One of the things that make staged homes look so warm and welcoming is great lighting. As it turns out, many of our homes are improperly lighted. To remedy the problem, increase the wattage in your lamps and fixtures. Aim for a total of 100 watts for each 50 square feet. Don’t depend on just one or two fixtures per room, either. Make sure you have three types of lighting: ambient (general or overhead), task (pendant, under-cabinet or reading) and accent (table and wall).
Neutral and Appealing
Painting a living room a fresh neutral color helps tone down any dated finishes in the space. Even if you were weaned on off-white walls, take a chance and test a quart of paint in a warm, neutral hue. These days, the definition of neutral extends way beyond beige, from warm tans and honeys to soft blue-greens. As for bold wall colors, they have a way of reducing offers, so go with neutrals in large spaces.
Don’t be afraid to use dark paint in a powder room, dining room or bedroom. A deep tone on the walls can make the space more intimate, dramatic and cozy. And you don’t have to go whole hog – you can paint just an accent wall to draw attention to a dramatic fireplace or a lovely set of windows. If you have built-in bookcases or niches, experiment with painting the insides a color that will make them pop — say, a soft sage green to set off the white pottery displayed within.
Mixing the right accessories can make a room more inviting. When it comes to eye-pleasing accessorizing, odd numbers are preferable, especially three. Rather than lining up a trio of accessories in a row, imagine a triangle and place one object at each point. Scale is important, too, so in your group of three be sure to vary height and width, with the largest item at the back and the smallest in front.
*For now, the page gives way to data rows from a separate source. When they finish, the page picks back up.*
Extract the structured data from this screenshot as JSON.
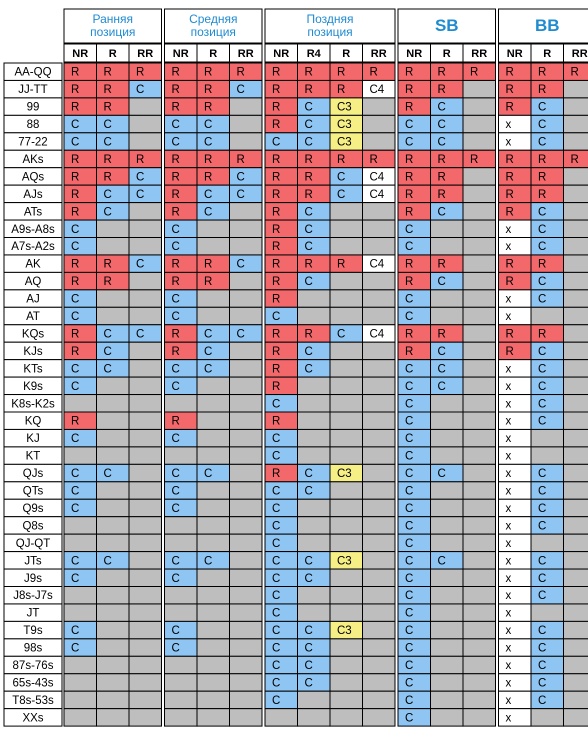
{
  "colors": {
    "R": "#f2686b",
    "C": "#8ec5f3",
    "C3": "#f6ef86",
    "C4": "#ffffff",
    "x": "#ffffff",
    "empty": "#bebebe",
    "grid": "#000000"
  },
  "groups": [
    {
      "line1": "Ранняя",
      "line2": "позиция",
      "big": false,
      "cols": [
        "NR",
        "R",
        "RR"
      ]
    },
    {
      "line1": "Средняя",
      "line2": "позиция",
      "big": false,
      "cols": [
        "NR",
        "R",
        "RR"
      ]
    },
    {
      "line1": "Поздняя",
      "line2": "позиция",
      "big": false,
      "cols": [
        "NR",
        "R4",
        "R",
        "RR"
      ]
    },
    {
      "line1": "SB",
      "line2": "",
      "big": true,
      "cols": [
        "NR",
        "R",
        "RR"
      ]
    },
    {
      "line1": "BB",
      "line2": "",
      "big": true,
      "cols": [
        "NR",
        "R",
        "RR"
      ]
    }
  ],
  "rows": [
    {
      "hand": "AA-QQ",
      "cells": [
        "R",
        "R",
        "R",
        "R",
        "R",
        "R",
        "R",
        "R",
        "R",
        "R",
        "R",
        "R",
        "R",
        "R",
        "R",
        "R"
      ]
    },
    {
      "hand": "JJ-TT",
      "cells": [
        "R",
        "R",
        "C",
        "R",
        "R",
        "C",
        "R",
        "R",
        "R",
        "C4",
        "R",
        "R",
        "",
        "R",
        "R",
        ""
      ]
    },
    {
      "hand": "99",
      "cells": [
        "R",
        "R",
        "",
        "R",
        "R",
        "",
        "R",
        "C",
        "C3",
        "",
        "R",
        "C",
        "",
        "R",
        "C",
        ""
      ]
    },
    {
      "hand": "88",
      "cells": [
        "C",
        "C",
        "",
        "C",
        "C",
        "",
        "R",
        "C",
        "C3",
        "",
        "C",
        "C",
        "",
        "x",
        "C",
        ""
      ]
    },
    {
      "hand": "77-22",
      "cells": [
        "C",
        "C",
        "",
        "C",
        "C",
        "",
        "C",
        "C",
        "C3",
        "",
        "C",
        "C",
        "",
        "x",
        "C",
        ""
      ]
    },
    {
      "hand": "AKs",
      "cells": [
        "R",
        "R",
        "R",
        "R",
        "R",
        "R",
        "R",
        "R",
        "R",
        "R",
        "R",
        "R",
        "R",
        "R",
        "R",
        "R"
      ]
    },
    {
      "hand": "AQs",
      "cells": [
        "R",
        "R",
        "C",
        "R",
        "R",
        "C",
        "R",
        "R",
        "C",
        "C4",
        "R",
        "R",
        "",
        "R",
        "R",
        ""
      ]
    },
    {
      "hand": "AJs",
      "cells": [
        "R",
        "C",
        "C",
        "R",
        "C",
        "C",
        "R",
        "R",
        "C",
        "C4",
        "R",
        "R",
        "",
        "R",
        "R",
        ""
      ]
    },
    {
      "hand": "ATs",
      "cells": [
        "R",
        "C",
        "",
        "R",
        "C",
        "",
        "R",
        "C",
        "",
        "",
        "R",
        "C",
        "",
        "R",
        "C",
        ""
      ]
    },
    {
      "hand": "A9s-A8s",
      "cells": [
        "C",
        "",
        "",
        "C",
        "",
        "",
        "R",
        "C",
        "",
        "",
        "C",
        "",
        "",
        "x",
        "C",
        ""
      ]
    },
    {
      "hand": "A7s-A2s",
      "cells": [
        "C",
        "",
        "",
        "C",
        "",
        "",
        "R",
        "C",
        "",
        "",
        "C",
        "",
        "",
        "x",
        "C",
        ""
      ]
    },
    {
      "hand": "AK",
      "cells": [
        "R",
        "R",
        "C",
        "R",
        "R",
        "C",
        "R",
        "R",
        "R",
        "C4",
        "R",
        "R",
        "",
        "R",
        "R",
        ""
      ]
    },
    {
      "hand": "AQ",
      "cells": [
        "R",
        "R",
        "",
        "R",
        "R",
        "",
        "R",
        "C",
        "",
        "",
        "R",
        "C",
        "",
        "R",
        "C",
        ""
      ]
    },
    {
      "hand": "AJ",
      "cells": [
        "C",
        "",
        "",
        "C",
        "",
        "",
        "R",
        "",
        "",
        "",
        "C",
        "",
        "",
        "x",
        "C",
        ""
      ]
    },
    {
      "hand": "AT",
      "cells": [
        "C",
        "",
        "",
        "C",
        "",
        "",
        "C",
        "",
        "",
        "",
        "C",
        "",
        "",
        "x",
        "",
        ""
      ]
    },
    {
      "hand": "KQs",
      "cells": [
        "R",
        "C",
        "C",
        "R",
        "C",
        "C",
        "R",
        "R",
        "C",
        "C4",
        "R",
        "R",
        "",
        "R",
        "R",
        ""
      ]
    },
    {
      "hand": "KJs",
      "cells": [
        "R",
        "C",
        "",
        "R",
        "C",
        "",
        "R",
        "C",
        "",
        "",
        "R",
        "C",
        "",
        "R",
        "C",
        ""
      ]
    },
    {
      "hand": "KTs",
      "cells": [
        "C",
        "C",
        "",
        "C",
        "C",
        "",
        "R",
        "C",
        "",
        "",
        "C",
        "C",
        "",
        "x",
        "C",
        ""
      ]
    },
    {
      "hand": "K9s",
      "cells": [
        "C",
        "",
        "",
        "C",
        "",
        "",
        "R",
        "",
        "",
        "",
        "C",
        "C",
        "",
        "x",
        "C",
        ""
      ]
    },
    {
      "hand": "K8s-K2s",
      "cells": [
        "",
        "",
        "",
        "",
        "",
        "",
        "C",
        "",
        "",
        "",
        "C",
        "",
        "",
        "x",
        "C",
        ""
      ]
    },
    {
      "hand": "KQ",
      "cells": [
        "R",
        "",
        "",
        "R",
        "",
        "",
        "R",
        "",
        "",
        "",
        "C",
        "",
        "",
        "x",
        "C",
        ""
      ]
    },
    {
      "hand": "KJ",
      "cells": [
        "C",
        "",
        "",
        "C",
        "",
        "",
        "C",
        "",
        "",
        "",
        "C",
        "",
        "",
        "x",
        "",
        ""
      ]
    },
    {
      "hand": "KT",
      "cells": [
        "",
        "",
        "",
        "",
        "",
        "",
        "C",
        "",
        "",
        "",
        "C",
        "",
        "",
        "x",
        "",
        ""
      ]
    },
    {
      "hand": "QJs",
      "cells": [
        "C",
        "C",
        "",
        "C",
        "C",
        "",
        "R",
        "C",
        "C3",
        "",
        "C",
        "C",
        "",
        "x",
        "C",
        ""
      ]
    },
    {
      "hand": "QTs",
      "cells": [
        "C",
        "",
        "",
        "C",
        "",
        "",
        "C",
        "C",
        "",
        "",
        "C",
        "",
        "",
        "x",
        "C",
        ""
      ]
    },
    {
      "hand": "Q9s",
      "cells": [
        "C",
        "",
        "",
        "C",
        "",
        "",
        "C",
        "",
        "",
        "",
        "C",
        "",
        "",
        "x",
        "C",
        ""
      ]
    },
    {
      "hand": "Q8s",
      "cells": [
        "",
        "",
        "",
        "",
        "",
        "",
        "C",
        "",
        "",
        "",
        "C",
        "",
        "",
        "x",
        "C",
        ""
      ]
    },
    {
      "hand": "QJ-QT",
      "cells": [
        "",
        "",
        "",
        "",
        "",
        "",
        "C",
        "",
        "",
        "",
        "C",
        "",
        "",
        "x",
        "",
        ""
      ]
    },
    {
      "hand": "JTs",
      "cells": [
        "C",
        "C",
        "",
        "C",
        "C",
        "",
        "C",
        "C",
        "C3",
        "",
        "C",
        "C",
        "",
        "x",
        "C",
        ""
      ]
    },
    {
      "hand": "J9s",
      "cells": [
        "C",
        "",
        "",
        "C",
        "",
        "",
        "C",
        "C",
        "",
        "",
        "C",
        "",
        "",
        "x",
        "C",
        ""
      ]
    },
    {
      "hand": "J8s-J7s",
      "cells": [
        "",
        "",
        "",
        "",
        "",
        "",
        "C",
        "",
        "",
        "",
        "C",
        "",
        "",
        "x",
        "C",
        ""
      ]
    },
    {
      "hand": "JT",
      "cells": [
        "",
        "",
        "",
        "",
        "",
        "",
        "C",
        "",
        "",
        "",
        "C",
        "",
        "",
        "x",
        "",
        ""
      ]
    },
    {
      "hand": "T9s",
      "cells": [
        "C",
        "",
        "",
        "C",
        "",
        "",
        "C",
        "C",
        "C3",
        "",
        "C",
        "",
        "",
        "x",
        "C",
        ""
      ]
    },
    {
      "hand": "98s",
      "cells": [
        "C",
        "",
        "",
        "C",
        "",
        "",
        "C",
        "C",
        "",
        "",
        "C",
        "",
        "",
        "x",
        "C",
        ""
      ]
    },
    {
      "hand": "87s-76s",
      "cells": [
        "",
        "",
        "",
        "",
        "",
        "",
        "C",
        "C",
        "",
        "",
        "C",
        "",
        "",
        "x",
        "C",
        ""
      ]
    },
    {
      "hand": "65s-43s",
      "cells": [
        "",
        "",
        "",
        "",
        "",
        "",
        "C",
        "C",
        "",
        "",
        "C",
        "",
        "",
        "x",
        "C",
        ""
      ]
    },
    {
      "hand": "T8s-53s",
      "cells": [
        "",
        "",
        "",
        "",
        "",
        "",
        "C",
        "",
        "",
        "",
        "C",
        "",
        "",
        "x",
        "C",
        ""
      ]
    },
    {
      "hand": "XXs",
      "cells": [
        "",
        "",
        "",
        "",
        "",
        "",
        "",
        "",
        "",
        "",
        "C",
        "",
        "",
        "x",
        "",
        ""
      ]
    }
  ]
}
For maximum effect, group accessories by color, shape, texture or some other unifying element, stagers suggest.
Raid Your Yard
Staged homes are almost always graced with fresh flowers and pricey orchid arrangements, but you can get a similar effect simply by raiding your yard. Budding Peony or unfurling fern fronds herald the arrival of spring and summer and add splashes of cheerful color, blazing fall foliage warms up your decor on chilly autumn days and holly branches heavy with berries look smashing in winter.
Unfinished projects can scare off potential buyers, so finish them. Missing floorboards and large cracks in the sidewalk on the way to your door tend to be a red flag, for example, and they cost you less to fix than buyers might deduct from the asking price.
Outdoor Home Staging
It’s the outside of a property that attracts visitors first. Staging the exterior of your home is a critical first step when listing your property for sale. Mow and TRIM the lawn. Prune and clip the bushes. Weed the flower beds and apply a covering of colour matching Mulch. Remove anything cluttering up the yard. Even little Jimmy’s tricycle!Clean the garden furniture, BBQ, garbage can, etc. Get rid of oil stains. Move unused vehicles that are in the way. You want people to park in your driveway and NOT on the street. Make them feel at home from the very first visit. Replace missing shingles on the roof. Show the buyers you care about your investment and they will too! Welcome buyers with your front door. You may want to repaint it but definitely make sure it’s clean and free of spider webs, clutter, and in spring, summer and fall, strategically placed flower pots, containers and tropical plants mean a lot to the buyer and higher sales potential for YOU. Repair broken windows and screens. Paint window and door frames and anywhere else paint is flaking. Remove political or other symbols, such as flags. Alienation of buyers not familiar with, or with the same stance is like saying as a liberal, you won’t sell to conservatives. That isn’t true. Be sure ALL your outdoor lighting is functioning and bright.